Were your parents divorced? Have you or your spouse been divorced previously? Are you different religions? Are you poor? Younger than age 26 when you married?

Answer yes to any of these and your odds at a successful marriage are diminished. Even living together before marriage - something nearly two-thirds of all couples do - can elevate your chances for divorce by 15 percent, Markman said.

"Being less committed makes them less resistant to divorce," said psychologist Scott Stanley, a colleague at the Denver center. "For them, marriage becomes less important, less special."

Even more critical are what Markman calls the "dynamic" factors. Using extensive questionnaires and videotaped interviews researchers study how couples relate to each other in considerable detail.

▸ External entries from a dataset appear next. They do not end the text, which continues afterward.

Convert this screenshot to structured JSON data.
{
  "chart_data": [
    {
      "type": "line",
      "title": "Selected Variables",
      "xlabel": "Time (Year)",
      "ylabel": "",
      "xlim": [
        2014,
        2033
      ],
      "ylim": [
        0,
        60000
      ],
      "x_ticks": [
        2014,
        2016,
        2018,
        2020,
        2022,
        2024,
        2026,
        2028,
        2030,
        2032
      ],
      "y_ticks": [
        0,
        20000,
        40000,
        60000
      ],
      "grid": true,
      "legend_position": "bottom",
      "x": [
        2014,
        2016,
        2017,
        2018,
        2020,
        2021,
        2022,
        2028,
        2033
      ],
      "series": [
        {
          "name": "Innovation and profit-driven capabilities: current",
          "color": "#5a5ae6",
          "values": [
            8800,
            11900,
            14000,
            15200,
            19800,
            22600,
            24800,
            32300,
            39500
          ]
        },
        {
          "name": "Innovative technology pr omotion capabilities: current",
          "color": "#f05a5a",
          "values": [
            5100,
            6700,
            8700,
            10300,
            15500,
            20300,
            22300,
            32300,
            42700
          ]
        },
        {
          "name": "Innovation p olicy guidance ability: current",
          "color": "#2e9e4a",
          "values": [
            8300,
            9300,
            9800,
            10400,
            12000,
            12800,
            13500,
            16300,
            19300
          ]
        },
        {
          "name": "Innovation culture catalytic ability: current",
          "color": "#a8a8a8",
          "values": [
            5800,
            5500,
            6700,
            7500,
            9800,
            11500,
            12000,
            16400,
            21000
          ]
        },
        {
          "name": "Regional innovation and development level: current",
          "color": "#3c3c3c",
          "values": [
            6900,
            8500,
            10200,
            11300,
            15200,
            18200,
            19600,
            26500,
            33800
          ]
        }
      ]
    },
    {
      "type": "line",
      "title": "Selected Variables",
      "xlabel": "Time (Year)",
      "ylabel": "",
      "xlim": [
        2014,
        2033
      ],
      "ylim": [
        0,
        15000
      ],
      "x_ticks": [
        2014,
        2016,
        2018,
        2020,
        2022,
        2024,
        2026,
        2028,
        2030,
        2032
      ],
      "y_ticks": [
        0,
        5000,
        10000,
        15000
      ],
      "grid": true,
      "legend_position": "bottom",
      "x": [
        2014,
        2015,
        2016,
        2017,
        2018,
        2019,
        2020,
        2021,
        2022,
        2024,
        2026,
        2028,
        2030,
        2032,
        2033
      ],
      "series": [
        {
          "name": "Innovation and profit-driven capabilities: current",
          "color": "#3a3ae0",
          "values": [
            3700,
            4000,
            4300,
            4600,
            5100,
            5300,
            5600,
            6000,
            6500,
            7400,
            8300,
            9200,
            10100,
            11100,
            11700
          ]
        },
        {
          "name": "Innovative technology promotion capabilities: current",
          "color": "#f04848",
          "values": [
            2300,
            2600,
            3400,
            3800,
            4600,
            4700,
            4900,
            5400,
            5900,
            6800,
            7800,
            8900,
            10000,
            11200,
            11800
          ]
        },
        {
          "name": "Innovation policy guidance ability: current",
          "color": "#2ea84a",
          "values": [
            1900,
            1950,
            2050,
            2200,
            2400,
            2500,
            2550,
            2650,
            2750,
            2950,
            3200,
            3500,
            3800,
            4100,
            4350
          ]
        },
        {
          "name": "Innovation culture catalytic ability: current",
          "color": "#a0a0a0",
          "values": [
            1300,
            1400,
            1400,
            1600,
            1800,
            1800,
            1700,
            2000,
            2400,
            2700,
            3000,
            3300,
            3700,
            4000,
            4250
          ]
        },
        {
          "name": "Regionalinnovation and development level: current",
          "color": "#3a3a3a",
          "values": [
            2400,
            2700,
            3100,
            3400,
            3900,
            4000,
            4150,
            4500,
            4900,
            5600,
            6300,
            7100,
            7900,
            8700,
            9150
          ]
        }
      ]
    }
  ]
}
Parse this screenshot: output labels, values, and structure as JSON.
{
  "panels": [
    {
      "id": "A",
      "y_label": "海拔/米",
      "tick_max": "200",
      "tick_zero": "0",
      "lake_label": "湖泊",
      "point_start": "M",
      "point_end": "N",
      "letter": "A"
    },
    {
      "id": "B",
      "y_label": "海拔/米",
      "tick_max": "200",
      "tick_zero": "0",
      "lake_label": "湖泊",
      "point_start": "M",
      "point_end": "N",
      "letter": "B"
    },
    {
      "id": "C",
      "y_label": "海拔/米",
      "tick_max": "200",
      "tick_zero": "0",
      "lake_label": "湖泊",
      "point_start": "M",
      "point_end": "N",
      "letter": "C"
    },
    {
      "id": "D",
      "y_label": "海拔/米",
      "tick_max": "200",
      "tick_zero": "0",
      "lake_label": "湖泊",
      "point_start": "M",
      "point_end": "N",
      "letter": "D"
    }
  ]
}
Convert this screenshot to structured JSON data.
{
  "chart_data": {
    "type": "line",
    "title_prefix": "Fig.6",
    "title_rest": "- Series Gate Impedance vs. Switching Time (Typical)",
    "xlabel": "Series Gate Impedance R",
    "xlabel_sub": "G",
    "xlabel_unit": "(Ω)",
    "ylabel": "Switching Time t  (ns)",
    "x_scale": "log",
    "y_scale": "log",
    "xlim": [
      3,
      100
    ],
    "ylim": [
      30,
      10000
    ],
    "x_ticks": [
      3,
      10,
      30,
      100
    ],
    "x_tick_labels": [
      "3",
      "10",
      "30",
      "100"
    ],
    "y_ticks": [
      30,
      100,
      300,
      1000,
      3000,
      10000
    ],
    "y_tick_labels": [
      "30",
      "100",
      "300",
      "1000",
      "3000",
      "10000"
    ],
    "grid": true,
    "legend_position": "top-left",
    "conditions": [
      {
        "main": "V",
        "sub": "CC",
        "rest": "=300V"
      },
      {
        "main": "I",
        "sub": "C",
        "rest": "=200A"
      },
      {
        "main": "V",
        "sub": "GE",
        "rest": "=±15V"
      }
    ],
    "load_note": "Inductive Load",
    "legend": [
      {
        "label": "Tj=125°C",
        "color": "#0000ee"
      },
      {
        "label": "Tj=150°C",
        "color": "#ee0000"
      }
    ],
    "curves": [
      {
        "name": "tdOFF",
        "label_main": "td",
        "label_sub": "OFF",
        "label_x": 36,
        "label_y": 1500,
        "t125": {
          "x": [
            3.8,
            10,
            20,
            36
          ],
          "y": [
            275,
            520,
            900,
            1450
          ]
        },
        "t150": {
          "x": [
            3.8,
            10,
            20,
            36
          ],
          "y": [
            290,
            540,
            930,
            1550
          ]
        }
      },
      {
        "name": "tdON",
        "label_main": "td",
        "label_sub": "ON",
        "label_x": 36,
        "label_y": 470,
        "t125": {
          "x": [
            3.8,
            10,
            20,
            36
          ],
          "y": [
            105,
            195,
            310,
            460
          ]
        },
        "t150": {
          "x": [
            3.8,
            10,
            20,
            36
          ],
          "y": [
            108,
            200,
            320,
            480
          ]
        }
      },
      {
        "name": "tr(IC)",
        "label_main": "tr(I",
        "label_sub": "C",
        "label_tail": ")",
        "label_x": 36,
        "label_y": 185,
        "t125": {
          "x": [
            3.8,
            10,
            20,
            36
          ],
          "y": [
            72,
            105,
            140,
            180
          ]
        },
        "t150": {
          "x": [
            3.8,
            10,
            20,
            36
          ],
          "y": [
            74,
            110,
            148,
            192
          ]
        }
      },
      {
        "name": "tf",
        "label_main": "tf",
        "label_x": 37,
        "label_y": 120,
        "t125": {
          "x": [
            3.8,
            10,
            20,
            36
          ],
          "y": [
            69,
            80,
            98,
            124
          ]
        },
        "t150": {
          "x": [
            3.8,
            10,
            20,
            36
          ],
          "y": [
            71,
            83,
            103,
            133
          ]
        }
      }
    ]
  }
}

Do they avoid conflict? Do they not communicate effectively? Are their arguments highly negative or accusatory? Has there been physical abuse? Do they have irrational expectations of marriage or their partners? Is there a lack of commitment or motivation?

While the static factors like divorce history or religion are unchangeable, couples can do something about the dynamic factors, the researchers note.

Improving a marriage doesn't necessarily require complete personality overhauls, either. The Denver researchers have developed a program that requires just 12 hours over three days to complete.

Called PREP for "Prevention and Relationship Enhancement Program," the workshop teaches couples how to communicate more effectively and manage conflicts. It is not unique, Markman noted. Other courses with similar goals have sprung up across the country as part of a "marriage education" movement.

The results are encouraging. Couples who completed the PREP course in one five-year Denver study were one-sixth as likely to divorce as those who hadn't.

But critics point out that such studies tend to be flawed - couples are not selected at random, and those who seek marriage education are probably less likely to divorce anyway. Even Markman admits that more long-term studies are needed.

Nevertheless, the fact that the risks of divorce can be predicted so easily shouldn't be discouraging: Growing numbers of studies strongly suggest couples can at least improve their odds at happiness.

"You have to make your partner and your marriage an important priority in your life," Markman said. "Go out and have fun. But you also have to treasure your partner, honor your partner."

Relationship Red Light

Can your relationship be saved? Denver researchers use this test to predict whether relationships are headed for trouble. Evaluate the following statements for yourself, not your partner, using a 3-point scale:

1 = almost never

2 = once in a while

3 = frequently

* Little arguments escalate into ugly fights with accusations, criticisms, name-calling or bringing up past hurts.

* My partner criticizes or belittles my opinions, feelings or desires.

* My partner seems to view my words or actions more negatively than I mean them to be.

* When we have a problem to solve, it is as if we were on opposite teams.

* I hold back from telling my partner what I really think and feel.

* I think seriously about what it would be like to date or marry someone else.

* I feel lonely in this relationship.

* When we argue, one of us withdraws - that is, doesn't want to talk about it anymore or leaves the scene.

In a nationwide survey, the average score was 11. If you scored 13-17, it suggests "yellow light," a need to strengthen the relationship. Eighteen and higher is a red light, an indication that your relationship is at significant risk.